Étant étudiant à l’Université Laval, j’ai accès à cette base de données, ce qui ne serait pas le cas pour un étudiant de l’Université de Yaoundé I. J’ai donc décidé de consulter le Web of Science pour y calculer moi-même la proportion d’articles venus d’Afrique. À partir des critères de recherche, j’ai procédé comme suit :
- J’ai modifié le champ de recherche pour choisir l’année de publication comme critère, puis j’ai saisi 2015 ;
- Ensuite j’ai fait un autre filtre en fonction des pays d’où provenaient les publications,
- Je pouvais dès lors calculer simplement les pourcentages.
Sur la base des données du Web of Science, le graphique ci-dessous indique la production mondiale d’articles scientifiques (toutes disciplines confondues) pour le compte de l’année 2015.
De ce graphique, il ressort que l’Afrique produit moins de 1 % d’articles scientifiques du monde entier. Cette contribution africaine est partagée entre l’Afrique du Nord (44%) et l’Afrique subsaharienne (56%), mais il faut soulever cette nuance : la production en Afrique subsaharienne est largement dominée par les pays anglophones.

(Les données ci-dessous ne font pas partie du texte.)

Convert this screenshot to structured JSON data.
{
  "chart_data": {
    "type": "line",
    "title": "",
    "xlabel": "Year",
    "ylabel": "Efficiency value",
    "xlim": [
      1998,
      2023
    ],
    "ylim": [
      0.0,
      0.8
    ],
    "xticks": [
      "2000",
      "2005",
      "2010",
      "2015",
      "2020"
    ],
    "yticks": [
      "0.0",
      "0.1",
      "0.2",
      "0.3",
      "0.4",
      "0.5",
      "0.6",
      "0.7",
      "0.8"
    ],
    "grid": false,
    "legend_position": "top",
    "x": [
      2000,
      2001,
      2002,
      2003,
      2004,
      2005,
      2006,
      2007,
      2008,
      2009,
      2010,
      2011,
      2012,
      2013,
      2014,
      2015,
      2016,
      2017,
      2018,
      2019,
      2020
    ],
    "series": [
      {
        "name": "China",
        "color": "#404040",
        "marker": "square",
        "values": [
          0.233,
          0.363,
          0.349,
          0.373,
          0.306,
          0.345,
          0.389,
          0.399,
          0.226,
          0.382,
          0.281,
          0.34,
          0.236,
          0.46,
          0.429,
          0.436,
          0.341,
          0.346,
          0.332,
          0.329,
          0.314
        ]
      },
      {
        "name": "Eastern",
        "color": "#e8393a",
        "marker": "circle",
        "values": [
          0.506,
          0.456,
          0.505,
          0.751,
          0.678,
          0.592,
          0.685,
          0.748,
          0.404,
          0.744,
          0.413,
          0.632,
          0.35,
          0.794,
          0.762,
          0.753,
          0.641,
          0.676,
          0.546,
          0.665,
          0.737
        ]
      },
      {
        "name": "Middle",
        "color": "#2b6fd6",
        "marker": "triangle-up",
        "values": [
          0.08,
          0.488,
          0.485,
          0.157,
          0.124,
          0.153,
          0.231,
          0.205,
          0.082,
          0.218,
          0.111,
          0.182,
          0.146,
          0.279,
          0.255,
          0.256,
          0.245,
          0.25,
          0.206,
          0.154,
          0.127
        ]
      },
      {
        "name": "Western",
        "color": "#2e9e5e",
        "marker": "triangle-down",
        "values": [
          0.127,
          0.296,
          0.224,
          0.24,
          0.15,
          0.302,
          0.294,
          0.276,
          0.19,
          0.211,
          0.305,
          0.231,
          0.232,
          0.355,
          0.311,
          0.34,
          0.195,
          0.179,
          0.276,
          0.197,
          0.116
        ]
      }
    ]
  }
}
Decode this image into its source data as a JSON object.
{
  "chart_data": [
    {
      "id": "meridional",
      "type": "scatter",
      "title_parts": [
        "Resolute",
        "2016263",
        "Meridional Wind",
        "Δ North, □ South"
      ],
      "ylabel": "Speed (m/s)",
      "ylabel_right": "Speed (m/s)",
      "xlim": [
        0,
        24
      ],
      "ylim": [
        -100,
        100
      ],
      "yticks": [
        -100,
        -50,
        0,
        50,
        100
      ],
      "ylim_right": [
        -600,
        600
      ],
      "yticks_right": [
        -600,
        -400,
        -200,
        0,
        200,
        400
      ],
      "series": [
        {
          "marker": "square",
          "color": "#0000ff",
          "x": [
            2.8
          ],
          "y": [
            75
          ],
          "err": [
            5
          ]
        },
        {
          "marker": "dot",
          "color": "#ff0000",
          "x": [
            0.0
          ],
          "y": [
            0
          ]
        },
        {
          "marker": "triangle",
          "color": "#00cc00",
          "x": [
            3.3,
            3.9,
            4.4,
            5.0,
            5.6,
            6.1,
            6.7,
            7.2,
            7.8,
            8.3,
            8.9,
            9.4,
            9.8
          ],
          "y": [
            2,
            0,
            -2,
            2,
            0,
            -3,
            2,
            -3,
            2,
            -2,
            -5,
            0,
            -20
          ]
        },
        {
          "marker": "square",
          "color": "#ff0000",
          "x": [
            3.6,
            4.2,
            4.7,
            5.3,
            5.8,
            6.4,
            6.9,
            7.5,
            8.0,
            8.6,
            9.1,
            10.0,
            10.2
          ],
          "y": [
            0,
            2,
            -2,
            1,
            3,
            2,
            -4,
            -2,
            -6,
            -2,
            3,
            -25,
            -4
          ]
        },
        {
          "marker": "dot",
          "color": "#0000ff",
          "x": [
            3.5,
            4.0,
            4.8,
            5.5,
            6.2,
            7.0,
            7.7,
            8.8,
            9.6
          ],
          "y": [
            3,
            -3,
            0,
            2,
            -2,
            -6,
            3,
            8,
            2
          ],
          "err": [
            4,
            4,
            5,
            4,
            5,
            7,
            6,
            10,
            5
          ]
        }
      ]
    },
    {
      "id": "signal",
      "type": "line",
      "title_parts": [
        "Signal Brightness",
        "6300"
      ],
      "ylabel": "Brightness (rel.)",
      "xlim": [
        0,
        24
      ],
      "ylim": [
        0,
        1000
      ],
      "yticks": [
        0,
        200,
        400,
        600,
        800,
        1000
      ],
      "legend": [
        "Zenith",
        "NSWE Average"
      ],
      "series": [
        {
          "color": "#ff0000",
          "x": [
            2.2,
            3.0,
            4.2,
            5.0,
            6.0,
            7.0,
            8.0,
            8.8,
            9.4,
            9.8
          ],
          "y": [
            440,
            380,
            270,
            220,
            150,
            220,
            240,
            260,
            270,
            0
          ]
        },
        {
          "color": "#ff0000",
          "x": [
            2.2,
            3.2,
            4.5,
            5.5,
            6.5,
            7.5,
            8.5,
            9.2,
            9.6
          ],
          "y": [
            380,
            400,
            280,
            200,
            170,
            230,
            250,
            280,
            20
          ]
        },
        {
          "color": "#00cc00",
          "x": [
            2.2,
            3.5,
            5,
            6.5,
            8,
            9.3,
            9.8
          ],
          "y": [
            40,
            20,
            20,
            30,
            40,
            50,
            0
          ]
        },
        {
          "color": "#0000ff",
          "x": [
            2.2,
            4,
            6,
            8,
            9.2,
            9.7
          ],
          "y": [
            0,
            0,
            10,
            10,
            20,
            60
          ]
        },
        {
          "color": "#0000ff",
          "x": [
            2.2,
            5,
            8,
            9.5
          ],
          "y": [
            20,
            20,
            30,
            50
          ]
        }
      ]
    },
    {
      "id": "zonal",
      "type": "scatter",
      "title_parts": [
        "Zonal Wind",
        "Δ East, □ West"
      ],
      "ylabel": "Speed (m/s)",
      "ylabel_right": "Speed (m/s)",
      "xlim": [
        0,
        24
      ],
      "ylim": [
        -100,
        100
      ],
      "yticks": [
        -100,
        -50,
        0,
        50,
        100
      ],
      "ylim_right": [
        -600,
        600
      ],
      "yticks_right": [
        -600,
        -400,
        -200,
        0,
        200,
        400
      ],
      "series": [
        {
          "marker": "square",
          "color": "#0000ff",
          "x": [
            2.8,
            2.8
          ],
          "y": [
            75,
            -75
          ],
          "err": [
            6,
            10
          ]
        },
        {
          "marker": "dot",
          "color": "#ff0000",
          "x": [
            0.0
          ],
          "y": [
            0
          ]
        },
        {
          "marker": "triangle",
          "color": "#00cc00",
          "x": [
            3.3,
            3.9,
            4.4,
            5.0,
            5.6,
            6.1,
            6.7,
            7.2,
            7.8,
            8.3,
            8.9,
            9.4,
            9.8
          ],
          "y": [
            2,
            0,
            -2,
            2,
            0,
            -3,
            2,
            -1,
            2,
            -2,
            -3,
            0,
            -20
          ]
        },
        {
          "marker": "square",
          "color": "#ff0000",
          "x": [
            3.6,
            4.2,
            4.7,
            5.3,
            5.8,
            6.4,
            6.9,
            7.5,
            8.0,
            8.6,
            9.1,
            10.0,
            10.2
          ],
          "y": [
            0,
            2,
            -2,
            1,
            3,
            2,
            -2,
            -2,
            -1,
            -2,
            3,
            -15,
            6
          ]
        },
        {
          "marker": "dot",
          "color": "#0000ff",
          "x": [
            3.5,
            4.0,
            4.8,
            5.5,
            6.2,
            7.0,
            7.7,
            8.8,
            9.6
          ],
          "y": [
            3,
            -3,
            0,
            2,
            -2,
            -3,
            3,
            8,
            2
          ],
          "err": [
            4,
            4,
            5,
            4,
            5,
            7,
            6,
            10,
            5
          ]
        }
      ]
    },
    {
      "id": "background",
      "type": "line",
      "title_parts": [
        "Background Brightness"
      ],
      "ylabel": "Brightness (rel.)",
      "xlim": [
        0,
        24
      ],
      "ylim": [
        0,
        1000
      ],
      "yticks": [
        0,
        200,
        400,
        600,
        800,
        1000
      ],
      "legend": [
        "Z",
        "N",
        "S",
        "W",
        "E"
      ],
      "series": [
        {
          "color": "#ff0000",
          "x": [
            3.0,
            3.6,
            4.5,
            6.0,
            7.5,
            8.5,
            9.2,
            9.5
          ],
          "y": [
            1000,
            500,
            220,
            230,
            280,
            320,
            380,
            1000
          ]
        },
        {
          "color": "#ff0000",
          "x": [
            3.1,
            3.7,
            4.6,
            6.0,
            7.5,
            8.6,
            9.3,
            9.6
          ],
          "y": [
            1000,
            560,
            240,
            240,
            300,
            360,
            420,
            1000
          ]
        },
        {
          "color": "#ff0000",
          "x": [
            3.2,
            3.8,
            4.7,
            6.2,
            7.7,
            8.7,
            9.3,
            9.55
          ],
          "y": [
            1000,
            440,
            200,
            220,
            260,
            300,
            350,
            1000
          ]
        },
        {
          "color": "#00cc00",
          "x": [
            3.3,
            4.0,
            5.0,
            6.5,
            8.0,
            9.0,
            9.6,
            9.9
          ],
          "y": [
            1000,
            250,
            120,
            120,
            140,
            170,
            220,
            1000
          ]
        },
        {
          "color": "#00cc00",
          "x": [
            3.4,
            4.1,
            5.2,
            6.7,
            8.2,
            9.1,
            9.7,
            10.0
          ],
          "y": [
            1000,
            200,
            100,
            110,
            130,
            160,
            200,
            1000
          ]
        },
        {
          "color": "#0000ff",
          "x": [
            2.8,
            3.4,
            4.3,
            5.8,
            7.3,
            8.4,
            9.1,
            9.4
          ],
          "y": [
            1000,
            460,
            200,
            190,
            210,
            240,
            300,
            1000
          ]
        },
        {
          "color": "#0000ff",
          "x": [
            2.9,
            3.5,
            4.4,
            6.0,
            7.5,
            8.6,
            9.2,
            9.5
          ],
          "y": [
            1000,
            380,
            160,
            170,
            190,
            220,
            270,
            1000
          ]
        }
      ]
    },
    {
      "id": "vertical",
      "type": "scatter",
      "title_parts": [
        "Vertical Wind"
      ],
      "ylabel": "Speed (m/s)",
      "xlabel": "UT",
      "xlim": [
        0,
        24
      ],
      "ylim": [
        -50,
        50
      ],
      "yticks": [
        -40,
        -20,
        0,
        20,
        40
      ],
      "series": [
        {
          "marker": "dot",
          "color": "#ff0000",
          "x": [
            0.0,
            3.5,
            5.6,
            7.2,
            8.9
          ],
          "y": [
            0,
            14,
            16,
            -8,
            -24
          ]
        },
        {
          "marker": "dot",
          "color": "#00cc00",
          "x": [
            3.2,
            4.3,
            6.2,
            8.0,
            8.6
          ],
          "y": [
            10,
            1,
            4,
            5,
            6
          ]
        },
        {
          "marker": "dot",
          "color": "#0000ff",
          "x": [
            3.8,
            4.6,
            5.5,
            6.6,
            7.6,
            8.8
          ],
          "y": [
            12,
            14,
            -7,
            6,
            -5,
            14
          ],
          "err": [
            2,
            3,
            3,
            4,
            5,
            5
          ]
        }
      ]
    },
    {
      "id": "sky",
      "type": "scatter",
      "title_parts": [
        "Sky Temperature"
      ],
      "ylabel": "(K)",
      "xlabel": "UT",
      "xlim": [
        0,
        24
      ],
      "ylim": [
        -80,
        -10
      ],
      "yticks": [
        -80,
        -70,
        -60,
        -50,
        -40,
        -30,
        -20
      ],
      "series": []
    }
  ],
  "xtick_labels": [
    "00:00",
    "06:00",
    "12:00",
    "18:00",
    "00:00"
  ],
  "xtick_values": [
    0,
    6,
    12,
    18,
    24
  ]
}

En Effet, au niveau subsaharien, l’Afrique francophone ne produit que 2,75 % d’articles si bien qu’au niveau mondial, sa contribution est presque nulle (0,01%). Ces proportions reflètent-elles la réalité ?
De la visibilité sur le Web
Les statistiques ci-dessus sont alarmantes : l’Afrique francophone est invisible sur la carte mondiale des savoirs scientifiques. Ces proportions reflètent-elles la réalité ? Sans ambages, la sociologue québécoise Émilie Tremblay (2016) dirait non. Pour cette spécialiste de la sociologie africaine, il existe en Afrique une multitude d’articles de qualité qui n’ont rien à envier à ceux produits dans les universités prestigieuses ; leurs auteurs africains n’ont rien à envier à leurs homologues du Nord. Seulement voilà, ces articles ne sont pas inclus dans le Web of Science.
En fait, derrière le Web of Science se cache un modèle économique très capitaliste associé à l’usage du facteur d’impact. Ce modèle ne joue pas en faveur des articles africains. Je veux dire par là qu’il s’agit d’un cercle vicieux. Le Web of Science recense les revues scientifiques et leur attribue un facteur d’impact en fonction du nombre de fois que la revue est citée. Plus le facteur d’impact est élevé, plus la revue est prestigieuse et plus il est difficile à un article de passer avec succès l’étape de l’évaluation par les pairs. De nombreuses raisons expliquent pourquoi les revues scientifiques africaines ne sont que très peu répertoriées dans cette base de données. En tout cas, il est certain que le résultat de mon calcul ne reflète pas du tout la réalité de la production scientifique africaine.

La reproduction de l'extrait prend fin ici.